Note: Adding SSISDB back into an availability group requires a password. There's a bug in SSMS 2016 that requires you to hit the refresh after entering the password in the wizard and after selecting the SSISDB database to be added into the availability group. Also, the wizard seems to forget what the shared location is for the Always On replicas (i.e., it will list the server name but not the shared directory). So it's good to store this information in a safe place.

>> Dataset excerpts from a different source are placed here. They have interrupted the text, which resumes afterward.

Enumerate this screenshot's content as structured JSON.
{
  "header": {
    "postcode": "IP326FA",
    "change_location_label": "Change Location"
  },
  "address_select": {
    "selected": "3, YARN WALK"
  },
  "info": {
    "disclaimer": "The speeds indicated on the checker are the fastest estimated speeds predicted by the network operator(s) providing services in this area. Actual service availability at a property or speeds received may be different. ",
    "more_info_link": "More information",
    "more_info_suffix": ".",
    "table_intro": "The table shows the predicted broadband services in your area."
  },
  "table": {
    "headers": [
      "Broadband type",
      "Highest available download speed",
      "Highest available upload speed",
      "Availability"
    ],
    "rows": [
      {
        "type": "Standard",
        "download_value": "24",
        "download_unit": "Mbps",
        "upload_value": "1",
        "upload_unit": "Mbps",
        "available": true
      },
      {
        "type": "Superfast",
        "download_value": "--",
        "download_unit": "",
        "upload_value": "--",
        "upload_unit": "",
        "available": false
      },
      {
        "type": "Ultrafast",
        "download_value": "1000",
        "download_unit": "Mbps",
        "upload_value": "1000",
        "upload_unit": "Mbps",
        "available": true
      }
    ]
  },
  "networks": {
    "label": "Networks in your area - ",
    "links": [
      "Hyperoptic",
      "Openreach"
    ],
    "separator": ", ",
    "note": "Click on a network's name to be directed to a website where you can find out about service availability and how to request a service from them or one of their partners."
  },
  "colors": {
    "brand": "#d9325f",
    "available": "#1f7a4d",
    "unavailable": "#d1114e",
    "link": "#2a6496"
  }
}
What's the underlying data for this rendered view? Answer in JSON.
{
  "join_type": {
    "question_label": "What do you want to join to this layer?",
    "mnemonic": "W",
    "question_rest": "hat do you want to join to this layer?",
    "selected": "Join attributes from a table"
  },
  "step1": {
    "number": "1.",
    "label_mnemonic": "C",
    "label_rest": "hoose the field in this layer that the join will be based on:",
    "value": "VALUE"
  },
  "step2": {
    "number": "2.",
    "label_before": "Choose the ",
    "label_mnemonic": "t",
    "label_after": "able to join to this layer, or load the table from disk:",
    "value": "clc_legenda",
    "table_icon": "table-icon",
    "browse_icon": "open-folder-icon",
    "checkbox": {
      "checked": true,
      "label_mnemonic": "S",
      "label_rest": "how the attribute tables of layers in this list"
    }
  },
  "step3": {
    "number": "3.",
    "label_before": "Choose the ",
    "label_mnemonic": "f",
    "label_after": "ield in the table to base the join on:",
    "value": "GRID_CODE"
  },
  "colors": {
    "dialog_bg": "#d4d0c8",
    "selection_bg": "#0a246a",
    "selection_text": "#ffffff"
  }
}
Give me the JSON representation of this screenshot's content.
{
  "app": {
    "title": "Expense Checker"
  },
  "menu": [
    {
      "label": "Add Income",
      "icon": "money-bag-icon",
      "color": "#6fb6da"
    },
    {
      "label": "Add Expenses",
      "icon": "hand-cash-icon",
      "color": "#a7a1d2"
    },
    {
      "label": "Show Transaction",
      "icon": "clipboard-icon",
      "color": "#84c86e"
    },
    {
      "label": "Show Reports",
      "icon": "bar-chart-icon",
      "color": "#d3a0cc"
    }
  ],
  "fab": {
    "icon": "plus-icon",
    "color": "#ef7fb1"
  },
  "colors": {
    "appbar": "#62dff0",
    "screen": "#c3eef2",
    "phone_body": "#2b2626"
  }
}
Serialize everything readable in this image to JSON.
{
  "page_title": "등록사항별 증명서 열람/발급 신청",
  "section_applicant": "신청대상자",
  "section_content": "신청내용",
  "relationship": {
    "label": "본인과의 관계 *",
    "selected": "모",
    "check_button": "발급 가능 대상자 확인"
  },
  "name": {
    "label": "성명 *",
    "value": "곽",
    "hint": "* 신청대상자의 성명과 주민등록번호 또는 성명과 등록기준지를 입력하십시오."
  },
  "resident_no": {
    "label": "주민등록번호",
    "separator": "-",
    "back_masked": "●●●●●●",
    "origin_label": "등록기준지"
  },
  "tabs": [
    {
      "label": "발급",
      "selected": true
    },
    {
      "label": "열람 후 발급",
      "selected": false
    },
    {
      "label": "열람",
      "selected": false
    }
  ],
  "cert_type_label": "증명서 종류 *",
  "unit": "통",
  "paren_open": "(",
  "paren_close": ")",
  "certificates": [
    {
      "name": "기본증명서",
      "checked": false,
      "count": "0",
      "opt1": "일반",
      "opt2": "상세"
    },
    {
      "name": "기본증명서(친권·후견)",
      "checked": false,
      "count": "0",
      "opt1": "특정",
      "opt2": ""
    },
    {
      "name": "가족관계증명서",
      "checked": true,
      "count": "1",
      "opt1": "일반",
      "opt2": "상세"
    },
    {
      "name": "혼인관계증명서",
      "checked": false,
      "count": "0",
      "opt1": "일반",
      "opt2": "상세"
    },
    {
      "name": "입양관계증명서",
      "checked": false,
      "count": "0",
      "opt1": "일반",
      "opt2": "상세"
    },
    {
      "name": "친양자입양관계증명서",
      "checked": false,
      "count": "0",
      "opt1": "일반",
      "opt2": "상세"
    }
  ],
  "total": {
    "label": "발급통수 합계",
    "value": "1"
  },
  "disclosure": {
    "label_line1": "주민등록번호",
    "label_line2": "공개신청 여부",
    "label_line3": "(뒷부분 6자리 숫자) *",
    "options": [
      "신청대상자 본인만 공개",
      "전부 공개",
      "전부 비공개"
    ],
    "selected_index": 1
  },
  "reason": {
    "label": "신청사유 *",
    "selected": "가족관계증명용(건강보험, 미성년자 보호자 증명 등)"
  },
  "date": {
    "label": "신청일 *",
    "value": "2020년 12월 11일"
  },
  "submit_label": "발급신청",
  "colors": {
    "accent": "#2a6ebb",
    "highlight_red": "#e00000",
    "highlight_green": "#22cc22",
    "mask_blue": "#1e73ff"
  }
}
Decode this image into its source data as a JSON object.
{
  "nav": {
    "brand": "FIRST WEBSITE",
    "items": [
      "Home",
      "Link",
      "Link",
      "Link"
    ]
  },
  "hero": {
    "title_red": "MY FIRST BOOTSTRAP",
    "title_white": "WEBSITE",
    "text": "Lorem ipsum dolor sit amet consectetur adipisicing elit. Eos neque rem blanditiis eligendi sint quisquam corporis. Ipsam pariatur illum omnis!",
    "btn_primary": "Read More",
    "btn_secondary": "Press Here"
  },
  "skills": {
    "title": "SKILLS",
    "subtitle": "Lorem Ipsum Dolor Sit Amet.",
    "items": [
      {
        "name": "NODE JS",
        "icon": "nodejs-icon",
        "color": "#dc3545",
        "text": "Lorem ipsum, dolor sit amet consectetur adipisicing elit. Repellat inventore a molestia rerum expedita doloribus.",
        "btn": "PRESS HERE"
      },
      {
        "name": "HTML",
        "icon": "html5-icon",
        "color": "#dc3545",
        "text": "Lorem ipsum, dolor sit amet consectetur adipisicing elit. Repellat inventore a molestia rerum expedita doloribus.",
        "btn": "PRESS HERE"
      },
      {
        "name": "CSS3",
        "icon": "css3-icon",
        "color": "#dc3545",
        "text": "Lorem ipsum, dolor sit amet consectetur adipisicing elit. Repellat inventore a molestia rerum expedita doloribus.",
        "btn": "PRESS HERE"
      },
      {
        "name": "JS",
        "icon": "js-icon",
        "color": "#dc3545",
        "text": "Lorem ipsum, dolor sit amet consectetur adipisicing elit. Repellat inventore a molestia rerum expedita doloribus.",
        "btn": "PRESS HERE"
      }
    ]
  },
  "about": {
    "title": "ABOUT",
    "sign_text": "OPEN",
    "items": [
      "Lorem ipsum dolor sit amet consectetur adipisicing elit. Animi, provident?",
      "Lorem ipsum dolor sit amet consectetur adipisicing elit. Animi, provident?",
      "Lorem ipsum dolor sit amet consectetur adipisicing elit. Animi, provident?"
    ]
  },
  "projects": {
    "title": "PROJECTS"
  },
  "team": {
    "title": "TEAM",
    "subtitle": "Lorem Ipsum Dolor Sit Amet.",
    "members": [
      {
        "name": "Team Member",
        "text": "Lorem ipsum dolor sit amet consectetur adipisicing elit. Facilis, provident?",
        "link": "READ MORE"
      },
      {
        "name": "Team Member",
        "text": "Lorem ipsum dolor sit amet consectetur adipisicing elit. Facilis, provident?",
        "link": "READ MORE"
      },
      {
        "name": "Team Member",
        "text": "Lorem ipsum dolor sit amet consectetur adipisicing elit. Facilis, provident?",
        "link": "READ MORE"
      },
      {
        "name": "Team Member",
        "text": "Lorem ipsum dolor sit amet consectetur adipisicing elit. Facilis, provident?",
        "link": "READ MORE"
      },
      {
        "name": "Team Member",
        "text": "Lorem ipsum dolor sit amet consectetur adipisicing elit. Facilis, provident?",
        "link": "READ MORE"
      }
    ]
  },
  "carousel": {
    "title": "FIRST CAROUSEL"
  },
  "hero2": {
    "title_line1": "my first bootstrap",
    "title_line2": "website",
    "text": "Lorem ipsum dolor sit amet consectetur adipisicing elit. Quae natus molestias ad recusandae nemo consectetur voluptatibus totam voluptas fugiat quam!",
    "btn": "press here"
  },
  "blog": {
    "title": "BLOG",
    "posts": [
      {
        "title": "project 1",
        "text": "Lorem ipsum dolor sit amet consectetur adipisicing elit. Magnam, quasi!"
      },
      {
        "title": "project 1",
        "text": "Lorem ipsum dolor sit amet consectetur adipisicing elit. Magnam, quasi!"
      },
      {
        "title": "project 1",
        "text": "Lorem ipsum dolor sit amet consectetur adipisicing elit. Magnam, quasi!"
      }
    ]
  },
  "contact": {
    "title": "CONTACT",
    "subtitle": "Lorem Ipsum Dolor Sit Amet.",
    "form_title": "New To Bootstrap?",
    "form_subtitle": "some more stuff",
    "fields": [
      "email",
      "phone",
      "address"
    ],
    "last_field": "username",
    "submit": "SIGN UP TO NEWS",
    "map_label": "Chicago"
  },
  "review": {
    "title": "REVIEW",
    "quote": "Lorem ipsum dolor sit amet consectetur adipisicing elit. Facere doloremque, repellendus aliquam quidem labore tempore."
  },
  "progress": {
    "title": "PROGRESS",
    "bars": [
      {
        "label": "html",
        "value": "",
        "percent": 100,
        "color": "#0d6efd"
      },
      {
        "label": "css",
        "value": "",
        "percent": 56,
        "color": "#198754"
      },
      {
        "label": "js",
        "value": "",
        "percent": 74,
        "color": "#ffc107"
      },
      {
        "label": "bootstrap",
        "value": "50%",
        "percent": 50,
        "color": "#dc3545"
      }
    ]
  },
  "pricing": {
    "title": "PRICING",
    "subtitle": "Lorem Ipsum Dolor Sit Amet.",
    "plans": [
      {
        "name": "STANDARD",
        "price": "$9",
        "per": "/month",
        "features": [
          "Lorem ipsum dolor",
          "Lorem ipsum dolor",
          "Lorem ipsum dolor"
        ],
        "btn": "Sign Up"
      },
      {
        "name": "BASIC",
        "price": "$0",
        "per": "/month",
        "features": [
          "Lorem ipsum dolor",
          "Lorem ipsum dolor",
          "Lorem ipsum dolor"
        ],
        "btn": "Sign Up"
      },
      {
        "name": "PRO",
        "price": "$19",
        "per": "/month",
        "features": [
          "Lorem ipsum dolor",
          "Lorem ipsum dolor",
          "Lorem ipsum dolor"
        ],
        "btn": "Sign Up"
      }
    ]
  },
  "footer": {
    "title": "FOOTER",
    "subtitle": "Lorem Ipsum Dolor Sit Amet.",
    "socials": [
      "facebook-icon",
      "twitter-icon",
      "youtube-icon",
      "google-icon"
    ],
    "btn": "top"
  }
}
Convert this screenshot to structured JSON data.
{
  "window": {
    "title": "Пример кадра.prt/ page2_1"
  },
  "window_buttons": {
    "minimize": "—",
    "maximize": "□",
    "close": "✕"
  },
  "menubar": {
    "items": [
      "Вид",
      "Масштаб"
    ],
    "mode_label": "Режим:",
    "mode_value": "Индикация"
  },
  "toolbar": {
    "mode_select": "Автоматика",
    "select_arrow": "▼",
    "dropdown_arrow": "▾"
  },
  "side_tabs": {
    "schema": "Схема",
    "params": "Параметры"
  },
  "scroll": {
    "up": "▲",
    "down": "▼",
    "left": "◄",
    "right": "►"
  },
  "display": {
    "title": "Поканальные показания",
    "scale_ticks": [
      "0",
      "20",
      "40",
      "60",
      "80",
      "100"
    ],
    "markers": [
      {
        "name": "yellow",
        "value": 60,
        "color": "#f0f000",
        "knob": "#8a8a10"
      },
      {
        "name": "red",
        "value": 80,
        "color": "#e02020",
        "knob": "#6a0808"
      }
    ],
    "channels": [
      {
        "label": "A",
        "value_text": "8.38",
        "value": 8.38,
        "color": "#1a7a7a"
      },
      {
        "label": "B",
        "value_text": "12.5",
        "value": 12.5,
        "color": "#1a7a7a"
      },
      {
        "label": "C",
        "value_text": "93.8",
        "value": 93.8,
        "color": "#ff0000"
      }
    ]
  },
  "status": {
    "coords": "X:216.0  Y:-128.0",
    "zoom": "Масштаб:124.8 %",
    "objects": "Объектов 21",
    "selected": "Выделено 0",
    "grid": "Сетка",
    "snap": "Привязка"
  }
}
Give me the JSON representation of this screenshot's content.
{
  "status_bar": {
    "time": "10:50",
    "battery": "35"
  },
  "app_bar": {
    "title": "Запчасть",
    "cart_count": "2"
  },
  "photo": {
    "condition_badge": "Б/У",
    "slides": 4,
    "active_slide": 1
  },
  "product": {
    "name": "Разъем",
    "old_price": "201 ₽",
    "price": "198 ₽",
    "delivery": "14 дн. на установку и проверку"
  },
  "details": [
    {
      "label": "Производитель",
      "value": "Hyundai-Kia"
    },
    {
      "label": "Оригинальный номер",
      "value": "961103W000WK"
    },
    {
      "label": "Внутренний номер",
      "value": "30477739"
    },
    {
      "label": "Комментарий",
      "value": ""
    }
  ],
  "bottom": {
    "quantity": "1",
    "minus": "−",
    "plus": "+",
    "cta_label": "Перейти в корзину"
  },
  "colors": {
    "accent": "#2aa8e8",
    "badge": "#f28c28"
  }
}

Update: Something bothered me about this whole scenario. Why would verbose logging in SSIS cause the SSISDB transaction log to bloat instead of the master database file? I suspect the real culprit was a runaway/uncommitted transaction. The verbose logging was still a problem, but I don't think it was the cause of the massive log file. How SQL Server dealt with any uncommitted transactions is still inconclusive, but both nodes were rebooted a few times during this process. Next time I encounter this issue, I will likely start by looking for uncommitted transactions (with DBCC opentran) and go from there.
Update: On second thought, verbose logging would indeed affect the transaction log, especially since we have our SSISDBs in AlwaysOn availability groups, which requires each member database to be in FULL recovery model. FULL recovery model keeps even committed transactions in the transaction log until the transaction log is backed up. So it's likely that the verbose logging was causing this problem, although the QA engineer seems to have remembered to disable verbose logging when he was done testing. It's concerning to me that we have SSISDB.ldf writing to the same LUN as the SQL Server binaries (which might explain why Management Studio wasn't working properly, since it's installed at LUN:\Program Files\Microsoft SQL Server\130\Tools\Binn\ManagementStudio), so I'm going to ask about moving these log files to the same LUN as the user database log files.